6. The 3D beam shaping based laser glass cutting system of claim 1, wherein the tunable multifocal generator comprises a tunable programmable spatial light modulator and a microlens array, the tunable programmable spatial light modulator is used for tuning a plurality of collimated light beams and generating single or multiple focuses by matching with the microlens array, the microlens array can perform linear displacement along X, Y, Z directions, and the microlens array and the tunable programmable spatial light modulator cooperate to realize precise control and focusing of the light beams.

7. The 3D beam shaping based laser glass cutting system of claim 6, wherein the tunable programmable spatial light modulator is a liquid crystal spatial light modulator and is not limited to reflective or transmissive.

8. The laser glass cutting system based on 3D beam shaping according to claim 1, wherein the control system controls the laser to change the power and the repetition frequency parameters of the output beam according to the material and the thickness of the workpiece to be processed and the curved surface shape to be processed;

The control system controls the dynamic beam expansion collimation system to change the light spot size of the collimated light beam;

The control system controls linkage between the tunable multi-focus generator and the processing platform to modulate an input light beam, including diffraction and phase modulation;

and meanwhile, the control system controls the tunable multi-focus generator to tune parameters of focus position, focus size and focus depth generated by each beam according to processing requirements.

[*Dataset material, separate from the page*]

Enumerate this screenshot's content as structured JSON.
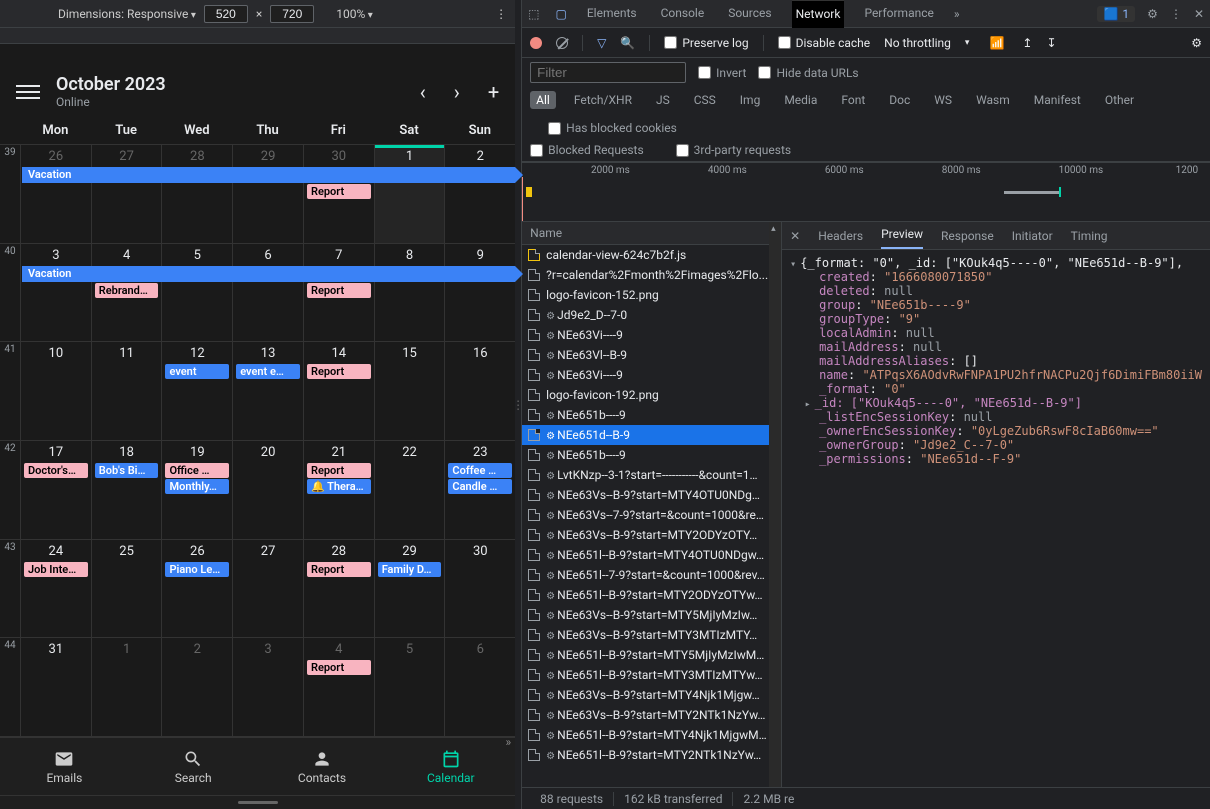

9. The laser glass cutting system based on 3D beam shaping of claim 1, wherein the processing platform consists of high-precision translation stage hardware and an electric control assembly;

The high-precision translation stage hardware is used for executing moving actions, and the electric control assembly is used for receiving external signals and carrying out positioning and distance measurement on the processing platform.

10. The 3D beam shaping based laser glass cutting system of claim 1, wherein the high precision ranging system employs a laser confocal, spectral confocal, OCT or triangulation altimetry system.